OOPS, this project uses a slightly different folder structure, and so I need to add a case where it looks in DIFFERENT relative paths.

Oh dear; I just realized that I need this code to work ALMOST the same in a different project that needs to be built with the same Makefile; that means I need to include it twice, using different options each time.

And it turns out that it DOESN’T work the way I expect, so now I have to use $(eval), meaning some of my Make variables are referenced with $(VAR), and some with $$(VAR), depending on whether I want them to grab the CURRENT version of the variable or the calculated version.
But now, now I have all of my code to create my project in one convenient place, and creating a new project Makefile is quite trivial! It’s all very clean and nice.
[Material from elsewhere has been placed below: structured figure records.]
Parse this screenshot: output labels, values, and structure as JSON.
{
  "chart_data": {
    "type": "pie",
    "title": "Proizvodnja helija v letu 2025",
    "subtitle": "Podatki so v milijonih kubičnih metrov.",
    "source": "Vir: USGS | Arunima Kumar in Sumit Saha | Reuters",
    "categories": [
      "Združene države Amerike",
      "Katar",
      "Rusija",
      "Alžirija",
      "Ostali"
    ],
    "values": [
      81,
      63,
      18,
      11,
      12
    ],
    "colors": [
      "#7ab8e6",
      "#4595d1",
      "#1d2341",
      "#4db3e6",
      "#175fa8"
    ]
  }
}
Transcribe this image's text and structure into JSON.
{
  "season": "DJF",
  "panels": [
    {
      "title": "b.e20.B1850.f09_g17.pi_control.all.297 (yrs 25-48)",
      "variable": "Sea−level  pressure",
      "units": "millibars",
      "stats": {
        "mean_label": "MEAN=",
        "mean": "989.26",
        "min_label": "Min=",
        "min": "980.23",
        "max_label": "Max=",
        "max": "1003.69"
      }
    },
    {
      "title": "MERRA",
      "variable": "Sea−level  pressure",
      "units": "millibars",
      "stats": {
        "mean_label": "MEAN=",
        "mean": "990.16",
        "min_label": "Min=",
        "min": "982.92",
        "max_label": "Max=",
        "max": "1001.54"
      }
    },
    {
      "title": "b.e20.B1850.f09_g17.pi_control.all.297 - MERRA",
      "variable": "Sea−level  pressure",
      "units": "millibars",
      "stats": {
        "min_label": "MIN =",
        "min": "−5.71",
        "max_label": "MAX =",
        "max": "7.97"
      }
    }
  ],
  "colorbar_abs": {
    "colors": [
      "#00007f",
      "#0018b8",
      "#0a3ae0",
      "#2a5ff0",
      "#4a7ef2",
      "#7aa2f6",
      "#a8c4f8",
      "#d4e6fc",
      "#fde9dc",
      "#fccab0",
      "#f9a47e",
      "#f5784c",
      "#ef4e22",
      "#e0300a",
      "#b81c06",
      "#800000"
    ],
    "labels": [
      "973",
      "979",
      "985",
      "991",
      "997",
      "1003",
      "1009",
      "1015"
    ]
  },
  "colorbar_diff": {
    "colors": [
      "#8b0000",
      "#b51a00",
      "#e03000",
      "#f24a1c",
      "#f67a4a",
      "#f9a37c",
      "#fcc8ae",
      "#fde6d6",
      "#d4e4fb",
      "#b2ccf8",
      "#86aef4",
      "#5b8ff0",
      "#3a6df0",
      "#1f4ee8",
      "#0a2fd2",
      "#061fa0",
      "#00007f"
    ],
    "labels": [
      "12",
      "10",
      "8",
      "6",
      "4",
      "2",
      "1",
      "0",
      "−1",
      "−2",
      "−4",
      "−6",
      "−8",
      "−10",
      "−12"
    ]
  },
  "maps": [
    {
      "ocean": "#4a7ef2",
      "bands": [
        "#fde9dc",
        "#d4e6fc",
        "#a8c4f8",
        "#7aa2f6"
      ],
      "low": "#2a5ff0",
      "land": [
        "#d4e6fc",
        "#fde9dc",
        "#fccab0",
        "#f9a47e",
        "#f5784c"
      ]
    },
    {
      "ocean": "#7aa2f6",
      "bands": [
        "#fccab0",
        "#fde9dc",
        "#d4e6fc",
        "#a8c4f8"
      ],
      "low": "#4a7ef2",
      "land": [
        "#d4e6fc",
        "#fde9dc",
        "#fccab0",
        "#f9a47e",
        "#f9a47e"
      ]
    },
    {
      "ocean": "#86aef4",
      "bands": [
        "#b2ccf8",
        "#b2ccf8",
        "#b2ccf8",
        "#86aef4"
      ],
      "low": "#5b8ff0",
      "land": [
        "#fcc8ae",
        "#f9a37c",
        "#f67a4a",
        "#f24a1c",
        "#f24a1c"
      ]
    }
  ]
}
But the next person to try to change the folder structure, or to otherwise try to get this now-crazy-complicated house of cards to do something that I didn’t anticipate has to become just as adept at the subtleties of $(eval …) and Makefile functions (define …); error messages when you get things wrong tend to make early C and C++ compiler errors look straightforward and useful by comparison.

For a far more complicated example, take a look at the Android NDK Makefile build system. 5430 lines of .mk files that make your life very easy…right up until you want to do something they didn’t anticipate, or until they ship a version with a bug (which they’ve done a several times now) that screws up your build.